In contrast look at some other super hero origins we’ve seen recently. Tony Stark was a millionaire douche who was forced to face his results of his douchery and through that process resolved to reverse the evil he had unleashed on the world. Thor was a arrogant man-child with the powers of a god who was stripped of those powers and banished from his home to a alien world where he learned humility and protected the citizens of that world. Batman was super rich and his parents were killed in front of him but he was still super rich and now he’s all martial arts and stuff but there’s a dark side that he has to keep in check or something and…look I’m really not that big of a DC guy to be honest.
Point being, we get a sense of who these guys are though the telling of who they were. At it’s very core an origin story is nothing more than a character arc, the process of becoming. And Man of Steel has none of that. Superman doesn’t become. Superman is.
And maybe that’s ultimately okay. All that complaining about story mechanics and the lack of character arc, that’s all well and good, but it’s not the end of the story. Because our heroes embody the people we want to be. They’re about the ideals we set for ourselves, the thing we want to become.
We’ve lost a lot of that in this the age of deconstruction. We’ve rejected the ideal for the real, abandoned optimism for cynicism. These days at best our heroes represent who we are.
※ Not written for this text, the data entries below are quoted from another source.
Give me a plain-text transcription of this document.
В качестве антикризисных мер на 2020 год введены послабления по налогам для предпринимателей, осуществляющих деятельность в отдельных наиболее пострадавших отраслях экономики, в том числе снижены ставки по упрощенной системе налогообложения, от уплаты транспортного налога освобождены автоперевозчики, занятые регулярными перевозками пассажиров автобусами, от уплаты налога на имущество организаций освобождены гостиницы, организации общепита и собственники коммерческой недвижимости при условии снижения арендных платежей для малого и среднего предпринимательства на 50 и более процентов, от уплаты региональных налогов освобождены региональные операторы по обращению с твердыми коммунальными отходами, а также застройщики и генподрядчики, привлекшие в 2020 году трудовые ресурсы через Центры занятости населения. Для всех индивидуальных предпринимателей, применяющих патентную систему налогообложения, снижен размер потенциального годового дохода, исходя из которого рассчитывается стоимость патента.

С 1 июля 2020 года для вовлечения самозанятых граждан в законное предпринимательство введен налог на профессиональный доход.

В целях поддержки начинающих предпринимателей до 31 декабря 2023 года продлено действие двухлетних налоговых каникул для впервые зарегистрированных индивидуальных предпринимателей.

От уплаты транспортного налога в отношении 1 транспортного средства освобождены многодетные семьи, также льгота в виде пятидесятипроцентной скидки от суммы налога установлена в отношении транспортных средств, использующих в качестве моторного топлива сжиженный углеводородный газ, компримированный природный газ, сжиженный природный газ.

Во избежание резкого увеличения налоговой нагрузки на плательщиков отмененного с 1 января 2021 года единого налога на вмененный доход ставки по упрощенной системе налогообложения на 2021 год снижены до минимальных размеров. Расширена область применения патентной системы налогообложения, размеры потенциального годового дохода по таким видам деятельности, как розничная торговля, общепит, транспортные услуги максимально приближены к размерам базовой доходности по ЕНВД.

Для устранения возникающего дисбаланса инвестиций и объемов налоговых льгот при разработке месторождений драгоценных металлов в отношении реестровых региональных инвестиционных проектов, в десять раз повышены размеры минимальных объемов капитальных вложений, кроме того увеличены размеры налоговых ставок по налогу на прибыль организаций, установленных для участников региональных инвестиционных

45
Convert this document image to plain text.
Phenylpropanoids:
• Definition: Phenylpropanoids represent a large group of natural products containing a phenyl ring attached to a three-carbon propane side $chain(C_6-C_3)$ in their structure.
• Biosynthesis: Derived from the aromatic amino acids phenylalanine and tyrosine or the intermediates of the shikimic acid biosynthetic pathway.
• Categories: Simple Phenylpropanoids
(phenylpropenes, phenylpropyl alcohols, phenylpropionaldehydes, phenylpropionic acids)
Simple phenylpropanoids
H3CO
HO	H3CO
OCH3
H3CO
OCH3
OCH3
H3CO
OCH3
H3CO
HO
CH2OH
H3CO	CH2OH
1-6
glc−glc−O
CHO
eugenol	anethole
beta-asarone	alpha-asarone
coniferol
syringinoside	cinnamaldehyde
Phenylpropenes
At worst they’re testosterone-fueled wish-fulfillment fantasies every bit as empty as Twilight.
So many films today are dark and edgy. Man of Steel isn’t. It is a light, even if it doesn’t mean to be, and it blinds our cynical eyes.
Superman’s “problem” is that he’s innately good. And that feels wrong on some level because people aren’t innately good.
But as a hero, as someone we created to look up to, he’s still the best there is. Because if our heroes take the form of the people we want to be, if they are the ideal we want to reach, we could do a lot worse than Boy Scout Space Jesus.